Par la suite, une vingtaine d’autres personnes sont décédées des séquelles de leur forte exposition ou de pathologies n’ayant pas de lien direct avec une exposition aux rayonnements ionisants (parmi lesquelles, tuberculose pulmonaire, cirrhose du foie ou arrêt cardiaque).
Sur la base des doses estimées, un excès de risque de leucémies était attendu chez les liquidateurs dans les 5 à 15 premières années suivant l’accident. Bien que des rapports récents suggèrent une augmentation de l’incidence des leucémies chez les liquidateurs de Biélorussie, Ukraine, Russie et pays Baltes, les études entreprises jusqu’à présent ne peuvent conclure de manière formelle en raison de leur faible puissance statistique, des incertitudes quant aux doses de radioactivité reçues et de l’existence de cofacteurs.
De nombreuses populations ont été soumises à des doses moyennes
Dès le début des années 1990, des médecins pédiatres de Belarus et d’Ukraine ont constaté une augmentation importante du nombre de cancers de la thyroïde chez de jeunes enfants.

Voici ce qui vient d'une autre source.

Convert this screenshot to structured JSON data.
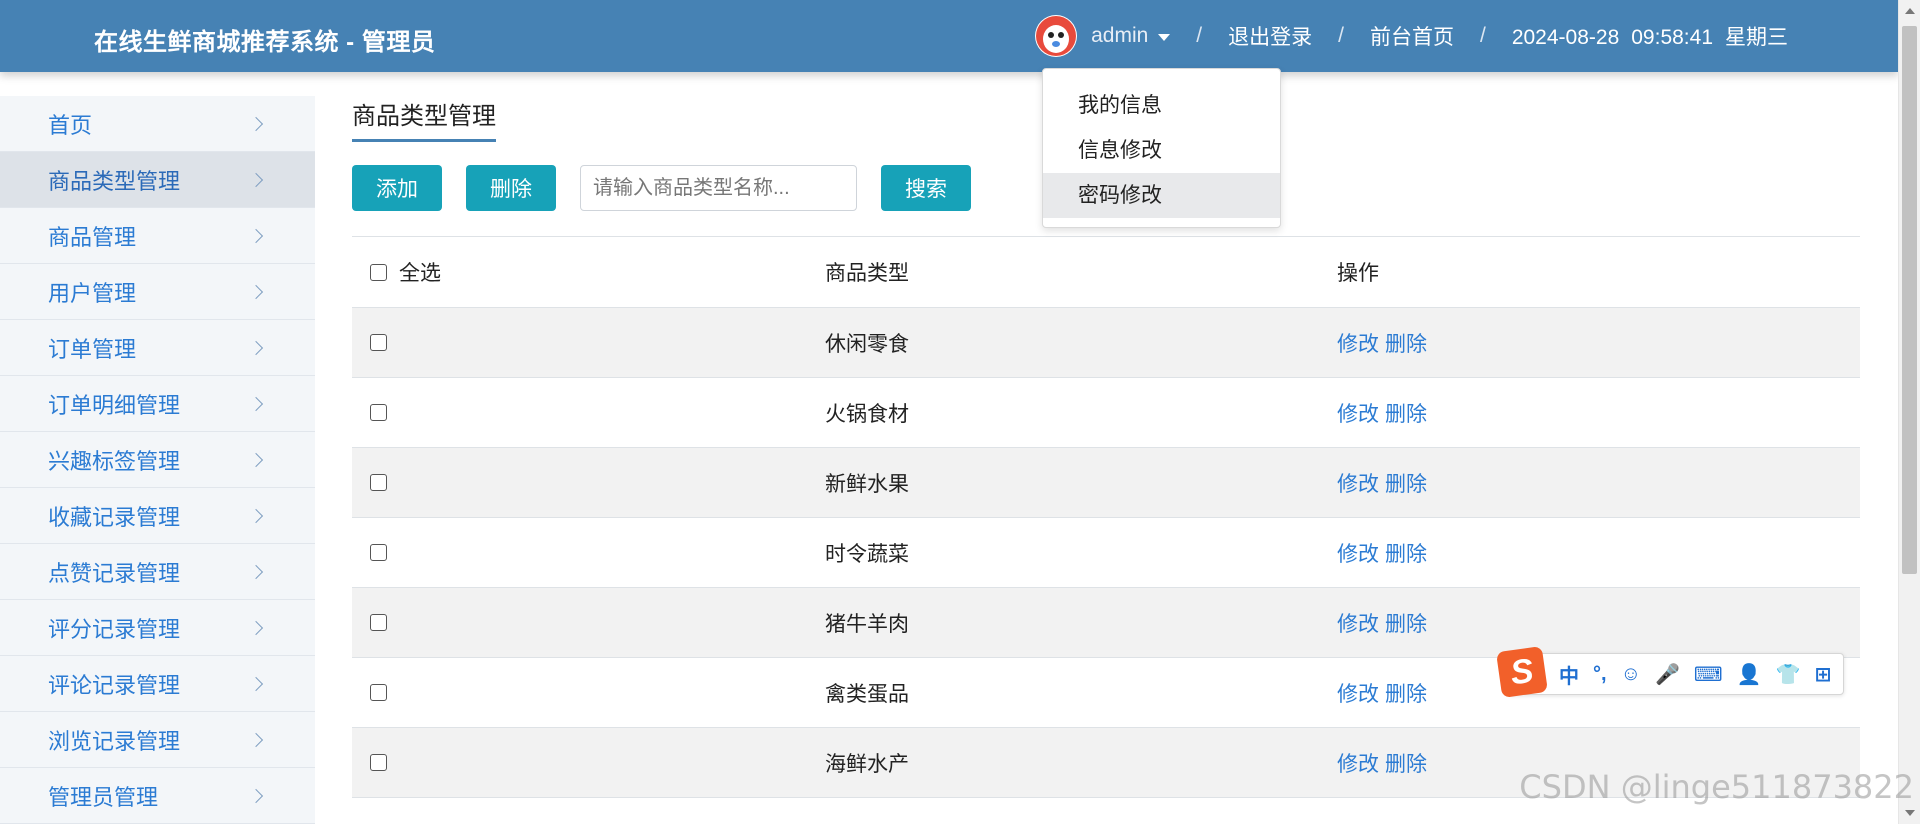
{
  "header": {
    "title": "在线生鲜商城推荐系统 - 管理员",
    "username": "admin",
    "logout": "退出登录",
    "frontpage": "前台首页",
    "separator": "/",
    "date": "2024-08-28",
    "time": "09:58:41",
    "weekday": "星期三"
  },
  "user_dropdown": {
    "items": [
      "我的信息",
      "信息修改",
      "密码修改"
    ],
    "highlighted": "密码修改"
  },
  "sidebar": {
    "items": [
      {
        "label": "首页"
      },
      {
        "label": "商品类型管理",
        "active": true
      },
      {
        "label": "商品管理"
      },
      {
        "label": "用户管理"
      },
      {
        "label": "订单管理"
      },
      {
        "label": "订单明细管理"
      },
      {
        "label": "兴趣标签管理"
      },
      {
        "label": "收藏记录管理"
      },
      {
        "label": "点赞记录管理"
      },
      {
        "label": "评分记录管理"
      },
      {
        "label": "评论记录管理"
      },
      {
        "label": "浏览记录管理"
      },
      {
        "label": "管理员管理"
      }
    ]
  },
  "main": {
    "page_title": "商品类型管理",
    "toolbar": {
      "add_label": "添加",
      "delete_label": "删除",
      "search_placeholder": "请输入商品类型名称...",
      "search_label": "搜索"
    },
    "table": {
      "columns": [
        "全选",
        "商品类型",
        "操作"
      ],
      "edit_label": "修改",
      "delete_label": "删除",
      "rows": [
        {
          "type": "休闲零食"
        },
        {
          "type": "火锅食材"
        },
        {
          "type": "新鲜水果"
        },
        {
          "type": "时令蔬菜"
        },
        {
          "type": "猪牛羊肉"
        },
        {
          "type": "禽类蛋品"
        },
        {
          "type": "海鲜水产"
        }
      ]
    }
  },
  "ime_toolbar": {
    "logo": "S",
    "items": [
      "中",
      "°,",
      "☺",
      "🎤",
      "⌨",
      "👤",
      "👕",
      "⊞"
    ]
  },
  "watermark": "CSDN @linge511873822",
  "colors": {
    "header_bg": "#4682b4",
    "button": "#17a2b8",
    "link": "#2b7bd3",
    "sidebar_bg": "#f3f6f9"
  }
}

Depuis, les études ont montré que cette augmentation est due essentiellement aux iodes radioactifs relâchés durant l’accident, l’incidence de ce cancer croissant avec la dose à la thyroïde. L’IRSN a participé à des études mettant en évidence l’augmentation de l’incidence de ce cancer pour plusieurs tranches d’âges : ce sont les enfants exposées aux jeunes âges, notamment ceux qui étaient âgés de moins de 10 ans au moment de l’accident, qui continuent à exprimer un risque élevé, même vingt cinq ans après l’accident. Pour la période 1991 - 2005, le nombre de cancers de la thyroïde en excès observés chez les enfants et adolescents qui avaient moins de 18 ans au moment de l’accident en Belarus, Russie et Ukraine est de 6848.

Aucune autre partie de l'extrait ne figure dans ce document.